A YouGov poll carried out last week among the UK's leading internet entrepreneurs revealed 44% of those attending thought the search engine was the biggest threat to their businesses' online growth. Only 6% felt traditional media, such as newspapers or radio, posed an equally serious threat.
According to the latest figures from internet measurement group Hitwise, Google has 74% of the UK search market. Its nearest competitor, Yahoo, has a market share of just 3%.
The YouGov poll, carried out at last weekend's Online Founders Forum event in Hampshire, is the latest sign of a growing backlash against the search engine.
In March, the company was heavily criticised for making businesses bid against their competitors for the use of their own trademarked names on the "sponsored links" section of the search engine's site. And last Tuesday, the Belgian newspapers group Copiepresse announced it was seeking 49.2 million from Google as the result of a copyright lawsuit it won in 2006, suing Google for using its newspapers' content .
With several Scottish traditional media companies, such as Sunday Herald owners Newsquest and Scotland's main commercial broadcaster, SMG, finalising the details of their new online ventures, Google's dominance of the search market has been increasingly being criticised as monopolistic.
Steve Leach, chief executive of Bigmouthmedia, one of Scotland's biggest search engine marketing companies, told the Sunday Herald: "The 44% figure is much lower than I thought it would have been. For anyone selling a product or a service related to the internet, the biggest threat is Google."
So what's the problem with the world's favourite search engine, a service valued by many users, including Leach, for its efficiency and its free-to-use business model?

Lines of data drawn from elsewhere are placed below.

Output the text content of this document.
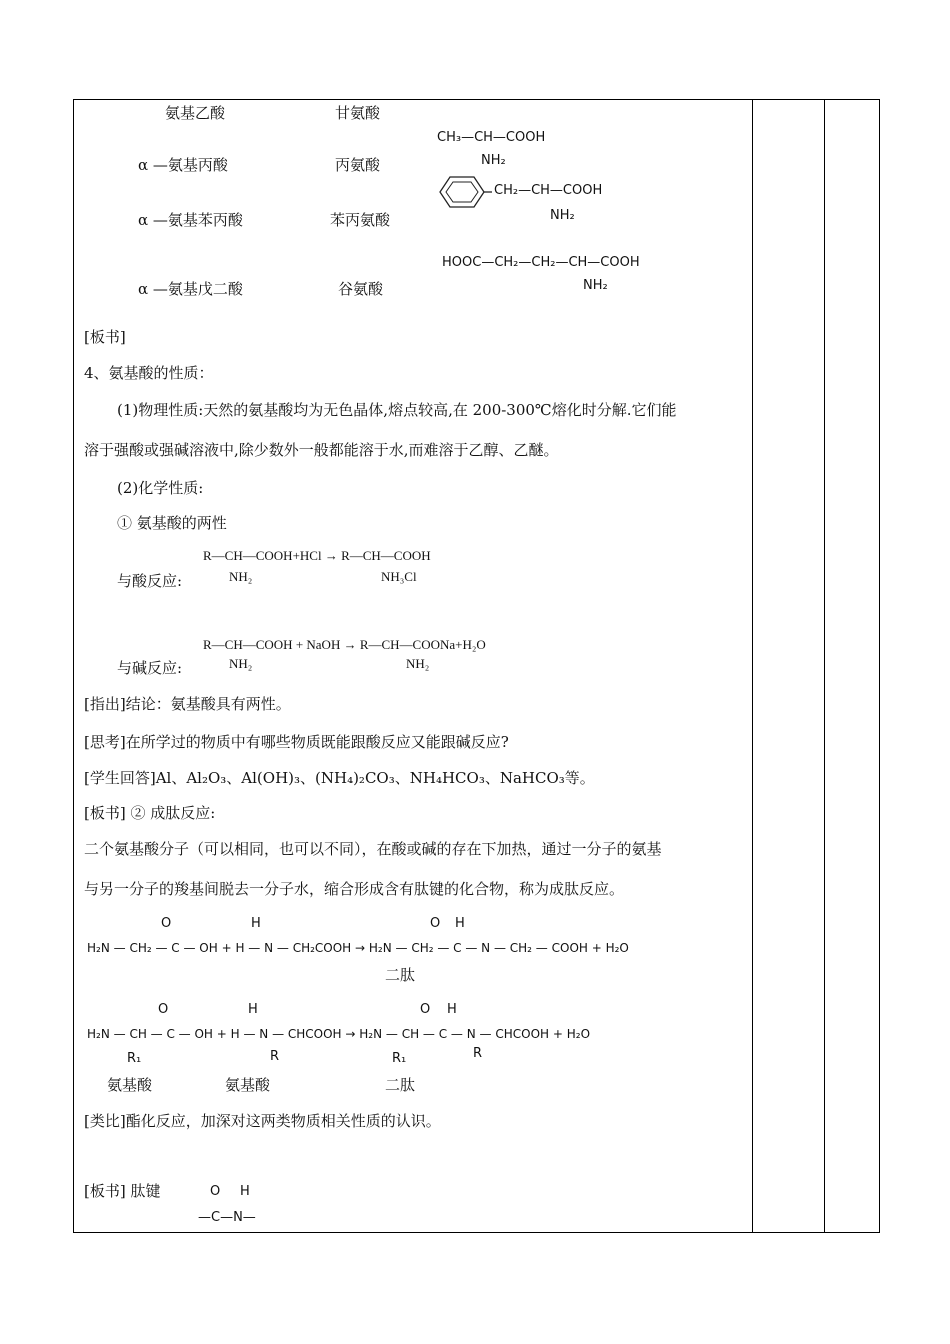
氨基乙酸	甘氨酸
α —氨基丙酸	丙氨酸
α —氨基苯丙酸	苯丙氨酸
α —氨基戊二酸	谷氨酸
CH₃—CH—COOH
NH₂
CH₂—CH—COOH
NH₂
HOOC—CH₂—CH₂—CH—COOH
NH₂
[板书]
4、氨基酸的性质：
(1)物理性质:天然的氨基酸均为无色晶体,熔点较高,在 200-300℃熔化时分解.它们能
溶于强酸或强碱溶液中,除少数外一般都能溶于水,而难溶于乙醇、乙醚。
(2)化学性质:
① 氨基酸的两性
R—CH—COOH+HCl → R—CH—COOH
NH₂	NH₃Cl
与酸反应:
R—CH—COOH + NaOH → R—CH—COONa+H₂O
NH₂	NH₂
与碱反应:
[指出]结论：氨基酸具有两性。
[思考]在所学过的物质中有哪些物质既能跟酸反应又能跟碱反应?
[学生回答]Al、Al₂O₃、Al(OH)₃、(NH₄)₂CO₃、NH₄HCO₃、NaHCO₃等。
[板书] ② 成肽反应:
二个氨基酸分子（可以相同，也可以不同），在酸或碱的存在下加热，通过一分子的氨基
与另一分子的羧基间脱去一分子水，缩合形成含有肽键的化合物，称为成肽反应。
O	H	O H
H₂N — CH₂ — C — OH + H — N — CH₂COOH → H₂N — CH₂ — C — N — CH₂ — COOH + H₂O
二肽
O	H	O H
H₂N — CH — C — OH + H — N — CHCOOH → H₂N — CH — C — N — CHCOOH + H₂O
R₁	R	R₁	R
氨基酸	氨基酸	二肽
[类比]酯化反应，加深对这两类物质相关性质的认识。
[板书] 肽键	O H
—C—N—
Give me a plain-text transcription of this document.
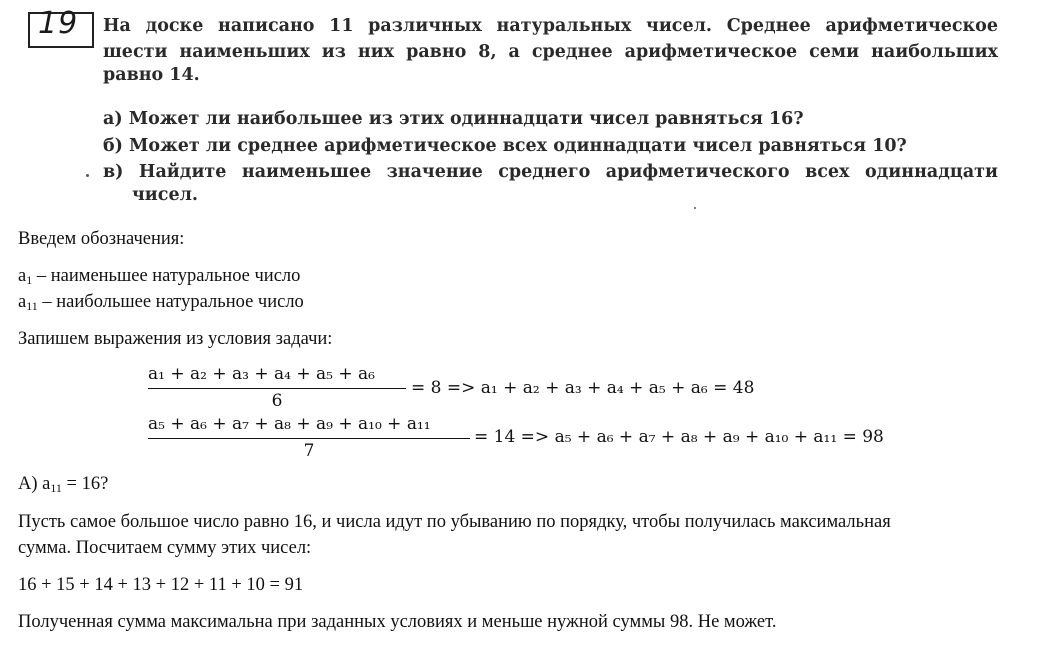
19 На доске написано 11 различных натуральных чисел. Среднее арифметическое
шести наименьших из них равно 8, а среднее арифметическое семи наибольших
равно 14.
а) Может ли наибольшее из этих одиннадцати чисел равняться 16?
б) Может ли среднее арифметическое всех одиннадцати чисел равняться 10?
в) Найдите наименьшее значение среднего арифметического всех одиннадцати
чисел.
Введем обозначения:
$a_1$ – наименьшее натуральное число
$a_{11}$ – наибольшее натуральное число
Запишем выражения из условия задачи:
a₁ + a₂ + a₃ + a₄ + a₅ + a₆
6
= 8 => a₁ + a₂ + a₃ + a₄ + a₅ + a₆ = 48
a₅ + a₆ + a₇ + a₈ + a₉ + a₁₀ + a₁₁
7
= 14 => a₅ + a₆ + a₇ + a₈ + a₉ + a₁₀ + a₁₁ = 98
А) $a_{11} = 16$?
Пусть самое большое число равно 16, и числа идут по убыванию по порядку, чтобы получилась максимальная
сумма. Посчитаем сумму этих чисел:
16 + 15 + 14 + 13 + 12 + 11 + 10 = 91
Полученная сумма максимальна при заданных условиях и меньше нужной суммы 98. Не может.
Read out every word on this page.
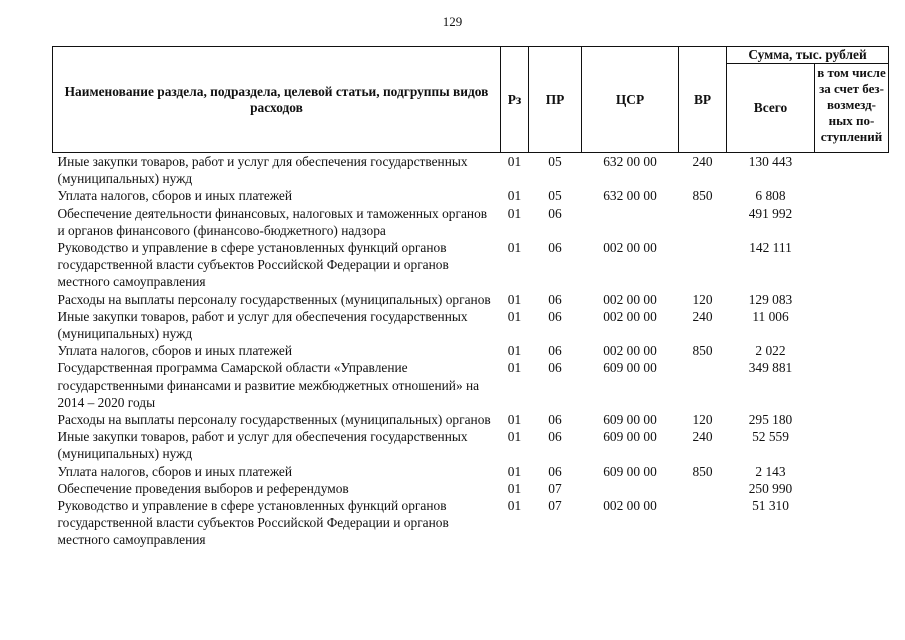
129
Наименование раздела, подраздела, целевой статьи, подгруппы видов расходов	Рз	ПР	ЦСР	ВР	Сумма, тыс. рублей	
					Всего	в том числе за счет без-возмезд-ных по-ступлений
Иные закупки товаров, работ и услуг для обеспечения государственных (муниципальных) нужд	01	05	632 00 00	240	130 443	
Уплата налогов, сборов и иных платежей	01	05	632 00 00	850	6 808	
Обеспечение деятельности финансовых, налоговых и таможенных органов и органов финансового (финансово-бюджетного) надзора	01	06			491 992	
Руководство и управление в сфере установленных функций органов государственной власти субъектов Российской Федерации и органов местного самоуправления	01	06	002 00 00		142 111	
Расходы на выплаты персоналу государственных (муниципальных) органов	01	06	002 00 00	120	129 083	
Иные закупки товаров, работ и услуг для обеспечения государственных (муниципальных) нужд	01	06	002 00 00	240	11 006	
Уплата налогов, сборов и иных платежей	01	06	002 00 00	850	2 022	
Государственная программа Самарской области «Управление государственными финансами и развитие межбюджетных отношений» на 2014 – 2020 годы	01	06	609 00 00		349 881	
Расходы на выплаты персоналу государственных (муниципальных) органов	01	06	609 00 00	120	295 180	
Иные закупки товаров, работ и услуг для обеспечения государственных (муниципальных) нужд	01	06	609 00 00	240	52 559	
Уплата налогов, сборов и иных платежей	01	06	609 00 00	850	2 143	
Обеспечение проведения выборов и референдумов	01	07			250 990	
Руководство и управление в сфере установленных функций органов государственной власти субъектов Российской Федерации и органов местного самоуправления	01	07	002 00 00		51 310	
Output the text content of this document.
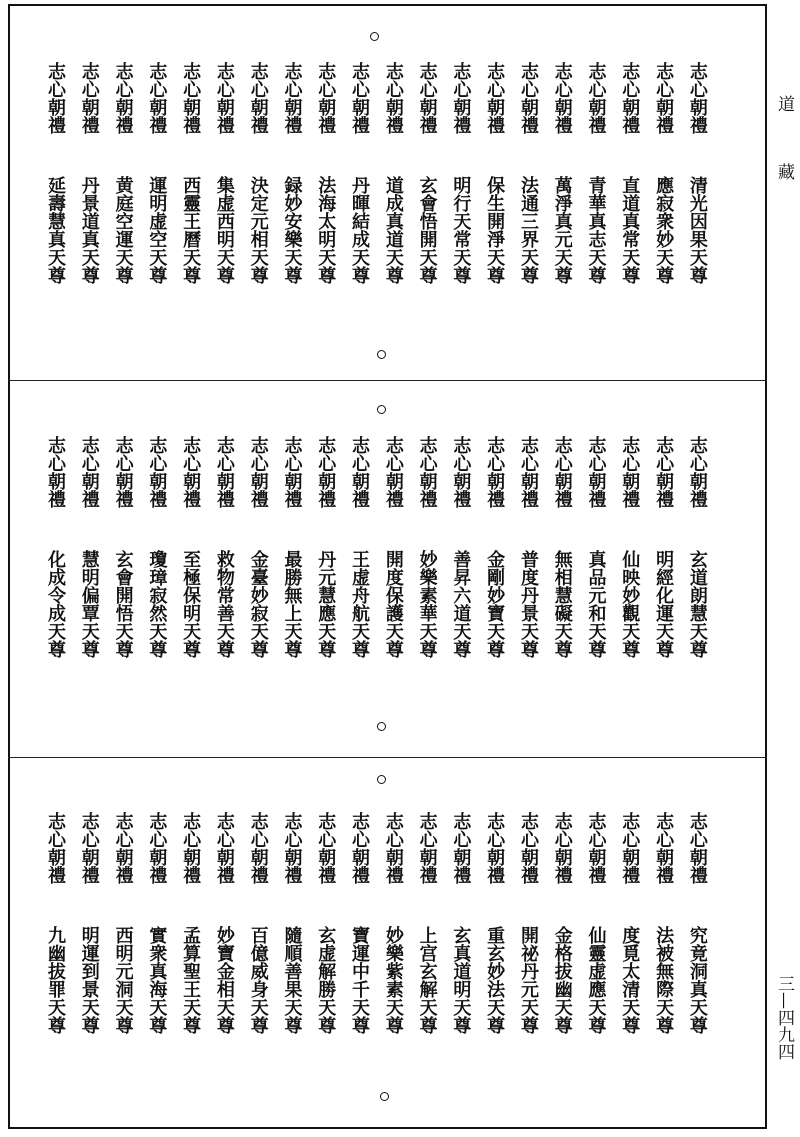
道　　　藏
三—四九四
志心朝禮
清光因果天尊
志心朝禮
應寂衆妙天尊
志心朝禮
直道真常天尊
志心朝禮
青華真志天尊
志心朝禮
萬淨真元天尊
志心朝禮
法通三界天尊
志心朝禮
保生開淨天尊
志心朝禮
明行天常天尊
志心朝禮
玄會悟開天尊
志心朝禮
道成真道天尊
志心朝禮
丹暉結成天尊
志心朝禮
法海太明天尊
志心朝禮
録妙安樂天尊
志心朝禮
決定元相天尊
志心朝禮
集虚西明天尊
志心朝禮
西靈王曆天尊
志心朝禮
運明虚空天尊
志心朝禮
黄庭空運天尊
志心朝禮
丹景道真天尊
志心朝禮
延壽慧真天尊
志心朝禮
玄道朗慧天尊
志心朝禮
明經化運天尊
志心朝禮
仙映妙觀天尊
志心朝禮
真品元和天尊
志心朝禮
無相慧礙天尊
志心朝禮
普度丹景天尊
志心朝禮
金剛妙寶天尊
志心朝禮
善昇六道天尊
志心朝禮
妙樂素華天尊
志心朝禮
開度保護天尊
志心朝禮
王虚舟航天尊
志心朝禮
丹元慧應天尊
志心朝禮
最勝無上天尊
志心朝禮
金臺妙寂天尊
志心朝禮
救物常善天尊
志心朝禮
至極保明天尊
志心朝禮
瓊璋寂然天尊
志心朝禮
玄會開悟天尊
志心朝禮
慧明偏覃天尊
志心朝禮
化成令成天尊
志心朝禮
究竟洞真天尊
志心朝禮
法被無際天尊
志心朝禮
度覓太清天尊
志心朝禮
仙靈虚應天尊
志心朝禮
金格拔幽天尊
志心朝禮
開祕丹元天尊
志心朝禮
重玄妙法天尊
志心朝禮
玄真道明天尊
志心朝禮
上宫玄解天尊
志心朝禮
妙樂紫素天尊
志心朝禮
寶運中千天尊
志心朝禮
玄虚解勝天尊
志心朝禮
隨順善果天尊
志心朝禮
百億威身天尊
志心朝禮
妙寶金相天尊
志心朝禮
孟算聖王天尊
志心朝禮
實衆真海天尊
志心朝禮
西明元洞天尊
志心朝禮
明運到景天尊
志心朝禮
九幽拔罪天尊
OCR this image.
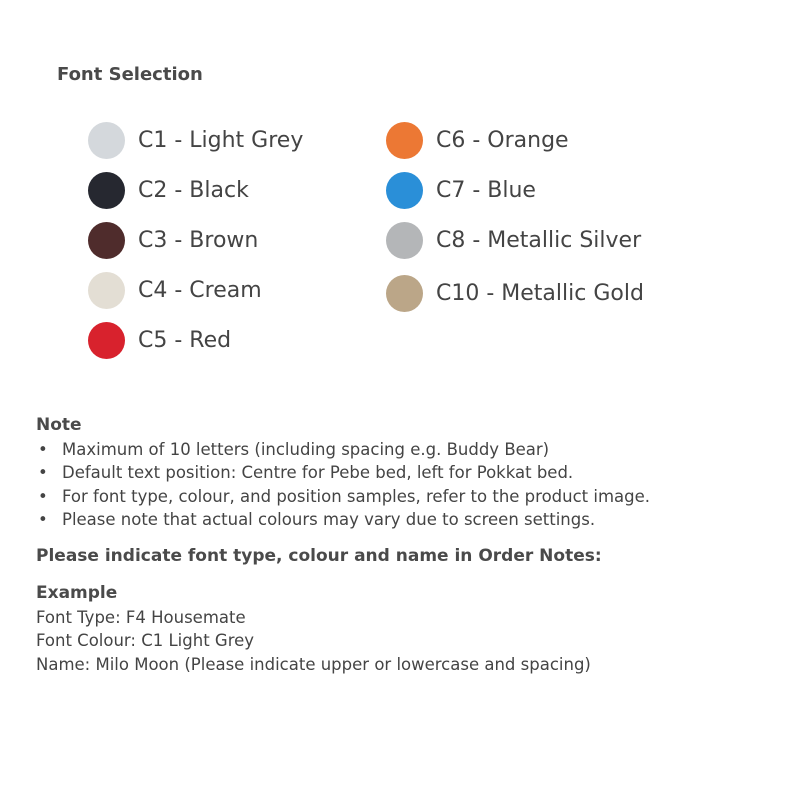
Font Selection
C1 - Light Grey
C2 - Black
C3 - Brown
C4 - Cream
C5 - Red
C6 - Orange
C7 - Blue
C8 - Metallic Silver
C10 - Metallic Gold
Note
• Maximum of 10 letters (including spacing e.g. Buddy Bear)
• Default text position: Centre for Pebe bed, left for Pokkat bed.
• For font type, colour, and position samples, refer to the product image.
• Please note that actual colours may vary due to screen settings.
Please indicate font type, colour and name in Order Notes:
Example
Font Type: F4 Housemate
Font Colour: C1 Light Grey
Name: Milo Moon (Please indicate upper or lowercase and spacing)
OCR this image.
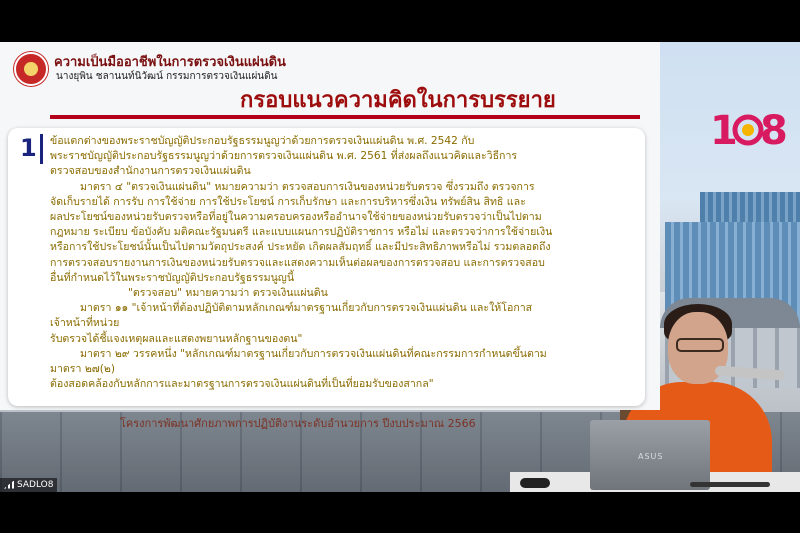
1 8
โครงการพัฒนาศักยภาพการปฏิบัติงานระดับอำนวยการ ปีงบประมาณ 2566
ASUS
ความเป็นมืออาชีพในการตรวจเงินแผ่นดิน
นางยุพิน ชลานนท์นิวัฒน์ กรรมการตรวจเงินแผ่นดิน
กรอบแนวความคิดในการบรรยาย
1 ข้อแตกต่างของพระราชบัญญัติประกอบรัฐธรรมนูญว่าด้วยการตรวจเงินแผ่นดิน พ.ศ. 2542 กับ

พระราชบัญญัติประกอบรัฐธรรมนูญว่าด้วยการตรวจเงินแผ่นดิน พ.ศ. 2561 ที่ส่งผลถึงแนวคิดและวิธีการ

ตรวจสอบของสำนักงานการตรวจเงินแผ่นดิน

มาตรา ๔ "ตรวจเงินแผ่นดิน" หมายความว่า ตรวจสอบการเงินของหน่วยรับตรวจ ซึ่งรวมถึง ตรวจการ

จัดเก็บรายได้ การรับ การใช้จ่าย การใช้ประโยชน์ การเก็บรักษา และการบริหารซึ่งเงิน ทรัพย์สิน สิทธิ และ

ผลประโยชน์ของหน่วยรับตรวจหรือที่อยู่ในความครอบครองหรืออำนาจใช้จ่ายของหน่วยรับตรวจว่าเป็นไปตาม

กฎหมาย ระเบียบ ข้อบังคับ มติคณะรัฐมนตรี และแบบแผนการปฏิบัติราชการ หรือไม่ และตรวจว่าการใช้จ่ายเงิน

หรือการใช้ประโยชน์นั้นเป็นไปตามวัตถุประสงค์ ประหยัด เกิดผลสัมฤทธิ์ และมีประสิทธิภาพหรือไม่ รวมตลอดถึง

การตรวจสอบรายงานการเงินของหน่วยรับตรวจและแสดงความเห็นต่อผลของการตรวจสอบ และการตรวจสอบ

อื่นที่กำหนดไว้ในพระราชบัญญัติประกอบรัฐธรรมนูญนี้

"ตรวจสอบ" หมายความว่า ตรวจเงินแผ่นดิน

มาตรา ๑๑ "เจ้าหน้าที่ต้องปฏิบัติตามหลักเกณฑ์มาตรฐานเกี่ยวกับการตรวจเงินแผ่นดิน และให้โอกาส

เจ้าหน้าที่หน่วย

รับตรวจได้ชี้แจงเหตุผลและแสดงพยานหลักฐานของตน"

มาตรา ๒๙ วรรคหนึ่ง "หลักเกณฑ์มาตรฐานเกี่ยวกับการตรวจเงินแผ่นดินที่คณะกรรมการกำหนดขึ้นตาม

มาตรา ๒๗(๒)

ต้องสอดคล้องกับหลักการและมาตรฐานการตรวจเงินแผ่นดินที่เป็นที่ยอมรับของสากล"

SADLO8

"It's the oldest business trick in the book - undercutting the opposition," said Leach. He fears the search engine has become too big, labelling it a "classic corporate dinosaur." He said the free "tools" Google offers, such as maps and a device to personalise the news stories a user reads, are stifling innovation.
"You could have spent five years developing the software, and along comes Google and gives it away for free. They have people keeping their eye on almost anything you can think of."
Alistair Brown, head of digital at SMG, says he knows of one Edinburgh company who recently lost out after an idea for an online product they had spent years developing popped up on Google for nothing.
"I'm sure that's happened all over Scotland. But that's a risk you take - that somebody will come up with the same thing. They have got people working on things you can't even imagine yet. But when they do something, they do it so well it's difficult to compete with them."
Google makes most of its money from paid-search advertising. When a user clicks on a link - called an "adword" - the company pays Google a fee for directing the user in its direction. In 2007, the company made a profit of $4.2bn (£2.1bn), up 40% on 2006.
Paul Adams, head of paid search at Ambergreen, another of Scotland's leading search companies, says businesses are worried about the search engine only because they don't understand it.
"It seems a bit of a silly thing to say, because Google is the main way traffic is driven to most businesses' websites. I would see it more as an opportunity than a threat. As long as businesses have a competitive product they will do fine."
A Google spokesperson said the company was a supporter of business.
He said: "Google specifically develops products that are designed to be affordable and easy to use so that our partners can be as innovative and competitive as possible. Our products enable businesses of all sizes to store and share huge amounts of information at no cost and from wherever they are in the world."